When asked what Russia would do to prevent such break-ins in the future, Ryabkov told reporters it would be ready to shoot targets if the warnings don’t work.

“We can appeal to reason and demand to respect international law,” said Ryabkov in a statement by Russian news agencies. “If it doesn’t help, we can drop bombs, and not just in the way, but directly on the target, if our colleagues can’t do it any other way.”

Kremlin spokesman Dmitry Peskov regretted what he called a “deliberate and well-prepared provocation” by Britain and supported the harsh warning.

“If unacceptable provocative actions are repeated, if these actions go too far, no options to legitimately protect the borders of the Russian Federation could be ruled out,” Peskov told reporters.

On Wednesday, the Russian Defense Ministry announced that a patrol ship had fired warning shots after HMS Defender ignored a notice against the intrusion and moved 3 kilometers (1.6 nautical miles) into Russian territorial waters near Sevastopol, the main Russian naval base the Crimea, had sailed.

A Russian Su-24 bomber also dropped four bombs in front of the ship to make the Defender change course.
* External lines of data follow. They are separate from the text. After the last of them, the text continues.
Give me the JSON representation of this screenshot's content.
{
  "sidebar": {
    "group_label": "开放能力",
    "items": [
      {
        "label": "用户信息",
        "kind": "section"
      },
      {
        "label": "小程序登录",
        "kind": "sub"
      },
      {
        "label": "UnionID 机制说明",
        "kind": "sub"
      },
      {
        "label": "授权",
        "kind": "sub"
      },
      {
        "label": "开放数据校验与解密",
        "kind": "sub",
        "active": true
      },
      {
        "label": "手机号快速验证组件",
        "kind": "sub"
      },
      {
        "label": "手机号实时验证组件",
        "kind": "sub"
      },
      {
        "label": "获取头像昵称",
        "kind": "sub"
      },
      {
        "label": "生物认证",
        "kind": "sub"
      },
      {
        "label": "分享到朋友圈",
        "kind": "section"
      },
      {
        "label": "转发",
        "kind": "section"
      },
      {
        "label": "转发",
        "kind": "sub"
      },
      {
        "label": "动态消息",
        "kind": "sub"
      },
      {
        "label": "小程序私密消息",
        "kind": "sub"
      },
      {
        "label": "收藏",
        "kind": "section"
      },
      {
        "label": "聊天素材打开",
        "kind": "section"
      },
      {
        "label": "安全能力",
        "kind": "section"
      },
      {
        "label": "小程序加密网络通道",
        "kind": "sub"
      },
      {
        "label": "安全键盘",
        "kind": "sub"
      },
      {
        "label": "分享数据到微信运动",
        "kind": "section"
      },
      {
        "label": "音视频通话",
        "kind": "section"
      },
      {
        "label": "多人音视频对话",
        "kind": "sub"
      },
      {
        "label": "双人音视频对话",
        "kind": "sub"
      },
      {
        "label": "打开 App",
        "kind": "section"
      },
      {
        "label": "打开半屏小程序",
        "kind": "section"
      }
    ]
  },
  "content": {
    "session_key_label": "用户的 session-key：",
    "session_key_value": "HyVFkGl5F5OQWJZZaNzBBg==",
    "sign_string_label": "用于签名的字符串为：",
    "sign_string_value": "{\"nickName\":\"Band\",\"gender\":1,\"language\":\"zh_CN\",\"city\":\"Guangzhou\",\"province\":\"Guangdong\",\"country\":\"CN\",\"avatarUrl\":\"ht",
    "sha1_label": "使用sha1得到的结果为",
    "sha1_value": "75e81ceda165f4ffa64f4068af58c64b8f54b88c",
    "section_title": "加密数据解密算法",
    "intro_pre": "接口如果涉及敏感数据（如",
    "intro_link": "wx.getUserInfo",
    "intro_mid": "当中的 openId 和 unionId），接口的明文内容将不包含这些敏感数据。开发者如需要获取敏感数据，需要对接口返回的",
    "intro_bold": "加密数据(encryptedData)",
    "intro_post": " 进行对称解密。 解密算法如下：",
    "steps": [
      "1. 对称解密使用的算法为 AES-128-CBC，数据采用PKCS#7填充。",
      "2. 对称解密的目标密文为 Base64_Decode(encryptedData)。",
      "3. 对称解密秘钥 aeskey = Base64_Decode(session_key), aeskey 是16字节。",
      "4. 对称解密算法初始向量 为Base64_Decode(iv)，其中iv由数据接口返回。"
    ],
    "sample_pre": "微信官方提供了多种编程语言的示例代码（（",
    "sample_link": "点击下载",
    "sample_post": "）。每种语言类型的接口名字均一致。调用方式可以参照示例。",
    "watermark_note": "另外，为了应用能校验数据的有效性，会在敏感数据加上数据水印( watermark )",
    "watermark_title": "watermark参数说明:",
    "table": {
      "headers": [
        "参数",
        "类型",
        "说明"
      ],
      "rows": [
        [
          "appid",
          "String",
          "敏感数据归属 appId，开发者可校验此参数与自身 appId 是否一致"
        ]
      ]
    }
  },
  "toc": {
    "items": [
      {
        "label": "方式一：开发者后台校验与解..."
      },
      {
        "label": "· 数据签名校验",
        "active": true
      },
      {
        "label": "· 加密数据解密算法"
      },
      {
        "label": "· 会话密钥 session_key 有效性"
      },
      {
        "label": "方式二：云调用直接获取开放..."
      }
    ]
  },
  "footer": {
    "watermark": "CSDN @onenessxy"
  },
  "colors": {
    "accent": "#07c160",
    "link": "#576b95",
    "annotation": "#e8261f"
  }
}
Minutes later, the defender left Russian waters, the ministry said.

Britain denied that the Defender was shot at or bombs thrown in its path. It insisted that the ship make a routine voyage via an internationally recognized itinerary and stay in Ukrainian waters. Britain, like most countries in the world, recognizes Crimea as part of Ukraine despite Russia’s annexation of the peninsula in 2014.

U.K. Prime Minister Boris Johnson refused to say whether he personally authorized the defense attorney’s trip, but suggested the Royal Navy would make a point with this route.

“The important point is that we do not recognize the Russian annexation of Crimea, it is part of a sovereign Ukrainian territory,” said Johnson on Thursday during a visit to an army barracks in England. “It was absolutely right that we defend the law and pursue freedom of navigation as we did, take the shortest route between two points, and we did.”

He denied that UK-Russia relations were at an all-time low, noting that “I can remember times in my life when things were much worse”.

In April, Russia declared a large area off Crimea closed to foreign naval ships until November, a move that sparked violent protests from Ukraine and the West.